The mosque of Muhammad 'Ali Pasha was built between 1828 and 1848. Perched on the summit of the citadel, this Ottoman mosque, the largest to be built in the first half of the 19th c., is, with its animated silhouette and twin minarets, the most visible mosque in Cairo.
It is built on the site of Mamluk palaces destroyed at the behest of the patron, an act reminiscent of that of Saladin who wiped out all traces of Fatimid power by dismantling their palaces, and it also superseded the adjacent Mosque of al-Nasir Muhammad as the new state mosque. This first independent ruler of Egypt chose to build his state mosque entirely in the architectural style of his former overlords, the Ottomans, unlike the Mamluks who, despite their political submission to the Ottomans, tenaciously stuck to the architectural styles of the two Mamluk dynasties. But then, as an Ottoman governor of Albanian origin, his primary identification was with the Ottomans rather than his local subjects and he even had designs on the Sultanate for a time.

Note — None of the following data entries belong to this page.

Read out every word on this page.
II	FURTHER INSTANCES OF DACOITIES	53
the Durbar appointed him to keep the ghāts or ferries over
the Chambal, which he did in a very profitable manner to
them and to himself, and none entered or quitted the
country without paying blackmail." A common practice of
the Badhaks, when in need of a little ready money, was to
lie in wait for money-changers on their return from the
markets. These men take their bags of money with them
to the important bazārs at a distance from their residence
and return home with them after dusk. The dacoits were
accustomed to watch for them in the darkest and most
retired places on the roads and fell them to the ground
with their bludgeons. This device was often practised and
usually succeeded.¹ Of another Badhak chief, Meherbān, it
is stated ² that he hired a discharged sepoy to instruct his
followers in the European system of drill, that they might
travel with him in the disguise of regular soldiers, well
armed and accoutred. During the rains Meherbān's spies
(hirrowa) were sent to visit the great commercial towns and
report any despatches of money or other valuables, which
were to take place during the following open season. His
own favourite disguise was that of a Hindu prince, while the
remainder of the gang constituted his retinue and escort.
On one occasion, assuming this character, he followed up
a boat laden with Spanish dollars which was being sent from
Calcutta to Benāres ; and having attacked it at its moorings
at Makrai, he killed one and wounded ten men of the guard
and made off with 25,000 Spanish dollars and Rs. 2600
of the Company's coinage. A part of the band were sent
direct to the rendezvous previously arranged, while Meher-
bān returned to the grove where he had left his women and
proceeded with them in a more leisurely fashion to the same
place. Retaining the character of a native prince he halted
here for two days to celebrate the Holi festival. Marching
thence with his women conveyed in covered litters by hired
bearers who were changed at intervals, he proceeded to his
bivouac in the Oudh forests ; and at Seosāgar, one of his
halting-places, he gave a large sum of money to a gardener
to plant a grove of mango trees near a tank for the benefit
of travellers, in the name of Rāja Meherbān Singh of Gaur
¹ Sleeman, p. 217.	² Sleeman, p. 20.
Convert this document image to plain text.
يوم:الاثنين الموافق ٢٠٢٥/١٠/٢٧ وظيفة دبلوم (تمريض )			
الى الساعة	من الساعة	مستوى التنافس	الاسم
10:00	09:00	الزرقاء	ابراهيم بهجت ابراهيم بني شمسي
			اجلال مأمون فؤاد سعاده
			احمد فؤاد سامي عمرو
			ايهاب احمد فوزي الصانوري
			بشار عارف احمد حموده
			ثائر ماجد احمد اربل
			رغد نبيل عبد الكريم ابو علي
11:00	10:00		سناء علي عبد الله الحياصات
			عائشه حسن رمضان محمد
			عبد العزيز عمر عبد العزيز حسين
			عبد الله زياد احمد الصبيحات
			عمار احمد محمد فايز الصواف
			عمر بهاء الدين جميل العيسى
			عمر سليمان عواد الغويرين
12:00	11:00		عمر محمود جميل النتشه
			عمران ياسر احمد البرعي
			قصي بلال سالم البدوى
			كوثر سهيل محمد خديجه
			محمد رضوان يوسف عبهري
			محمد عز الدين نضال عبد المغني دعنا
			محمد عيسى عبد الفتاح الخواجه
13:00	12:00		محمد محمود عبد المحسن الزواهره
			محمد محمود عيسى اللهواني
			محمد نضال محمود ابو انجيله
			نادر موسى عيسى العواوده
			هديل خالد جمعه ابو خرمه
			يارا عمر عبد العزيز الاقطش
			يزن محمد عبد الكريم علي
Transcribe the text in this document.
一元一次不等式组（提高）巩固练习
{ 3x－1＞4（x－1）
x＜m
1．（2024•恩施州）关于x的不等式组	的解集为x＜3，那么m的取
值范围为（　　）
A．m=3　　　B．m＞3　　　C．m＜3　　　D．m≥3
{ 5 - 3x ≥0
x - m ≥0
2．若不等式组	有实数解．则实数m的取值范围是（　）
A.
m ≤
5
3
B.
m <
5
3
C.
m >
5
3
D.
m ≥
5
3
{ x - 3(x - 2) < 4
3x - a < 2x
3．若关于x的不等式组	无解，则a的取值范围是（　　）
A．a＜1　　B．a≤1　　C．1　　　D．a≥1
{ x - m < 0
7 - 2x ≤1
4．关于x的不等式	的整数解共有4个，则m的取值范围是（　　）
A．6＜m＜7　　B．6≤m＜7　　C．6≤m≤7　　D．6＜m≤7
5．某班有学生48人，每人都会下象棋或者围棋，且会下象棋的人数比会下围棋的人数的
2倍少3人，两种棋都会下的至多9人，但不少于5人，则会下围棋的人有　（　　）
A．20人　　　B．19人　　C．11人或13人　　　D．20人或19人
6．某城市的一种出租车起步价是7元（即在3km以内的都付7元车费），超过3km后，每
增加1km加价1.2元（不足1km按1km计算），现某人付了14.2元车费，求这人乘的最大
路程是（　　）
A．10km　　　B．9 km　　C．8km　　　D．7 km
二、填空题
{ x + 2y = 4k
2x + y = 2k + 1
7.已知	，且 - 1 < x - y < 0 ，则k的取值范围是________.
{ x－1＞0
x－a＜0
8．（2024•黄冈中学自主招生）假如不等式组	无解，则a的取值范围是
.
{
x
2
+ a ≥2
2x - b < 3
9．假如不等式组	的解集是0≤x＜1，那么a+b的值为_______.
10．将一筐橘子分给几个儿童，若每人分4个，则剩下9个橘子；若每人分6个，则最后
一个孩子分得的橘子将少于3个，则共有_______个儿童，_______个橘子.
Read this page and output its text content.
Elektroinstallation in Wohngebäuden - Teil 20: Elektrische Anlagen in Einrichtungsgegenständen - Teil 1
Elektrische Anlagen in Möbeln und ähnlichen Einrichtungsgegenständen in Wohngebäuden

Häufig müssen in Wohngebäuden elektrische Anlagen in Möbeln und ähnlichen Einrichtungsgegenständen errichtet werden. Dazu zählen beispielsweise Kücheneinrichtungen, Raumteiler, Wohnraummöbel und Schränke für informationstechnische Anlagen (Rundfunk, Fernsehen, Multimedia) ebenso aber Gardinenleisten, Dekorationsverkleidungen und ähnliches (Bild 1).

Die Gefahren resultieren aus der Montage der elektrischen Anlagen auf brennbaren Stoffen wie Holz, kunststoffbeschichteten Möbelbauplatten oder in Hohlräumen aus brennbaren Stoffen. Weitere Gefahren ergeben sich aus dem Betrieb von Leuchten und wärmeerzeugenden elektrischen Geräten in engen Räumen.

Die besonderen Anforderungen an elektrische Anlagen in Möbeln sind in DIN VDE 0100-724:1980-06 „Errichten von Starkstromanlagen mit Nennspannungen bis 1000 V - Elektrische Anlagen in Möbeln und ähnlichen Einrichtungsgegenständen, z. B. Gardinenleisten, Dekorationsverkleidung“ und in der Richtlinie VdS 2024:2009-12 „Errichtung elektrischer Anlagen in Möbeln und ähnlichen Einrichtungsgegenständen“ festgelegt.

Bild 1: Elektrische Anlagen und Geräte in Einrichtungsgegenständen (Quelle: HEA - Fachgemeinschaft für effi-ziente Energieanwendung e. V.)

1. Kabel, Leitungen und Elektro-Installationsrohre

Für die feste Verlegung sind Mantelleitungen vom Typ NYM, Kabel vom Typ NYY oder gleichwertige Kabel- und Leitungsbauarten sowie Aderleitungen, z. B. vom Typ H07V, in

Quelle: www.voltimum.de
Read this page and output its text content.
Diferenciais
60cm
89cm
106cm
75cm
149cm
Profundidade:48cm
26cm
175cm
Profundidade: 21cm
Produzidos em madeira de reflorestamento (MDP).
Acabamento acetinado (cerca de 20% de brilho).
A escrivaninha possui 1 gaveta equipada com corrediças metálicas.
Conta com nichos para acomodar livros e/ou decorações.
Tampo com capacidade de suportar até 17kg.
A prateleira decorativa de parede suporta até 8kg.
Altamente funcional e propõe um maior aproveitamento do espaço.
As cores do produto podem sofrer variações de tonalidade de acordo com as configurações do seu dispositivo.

This mosque, with its general scheme consisting of a square sanctuary covered by a central dome flanked by four half-domes, is a conscious revival of Ottoman imperial style. The style, however, was not the only imperial aspect that the architect strived to emulate. The monumental scale of the sanctuary rivals that of Sultan Ahmet (1609-17); the adjoining courtyard surrounded by the typical domed porticoes is of a larger area than that of the Sleymaniye (1550-57); the slightly pointed dome, although of a diameter smaller than its Ottoman counterparts, has a profile equal in height to that of the Sleymaniye and higher than that of the Selimiye (1569-74); the height of the minarets is unrivaled by any of their Ottoman counterparts. The mosque's decoration styles shows strong European influence, characteristic of Ottoman architecture in Istanbul from this period.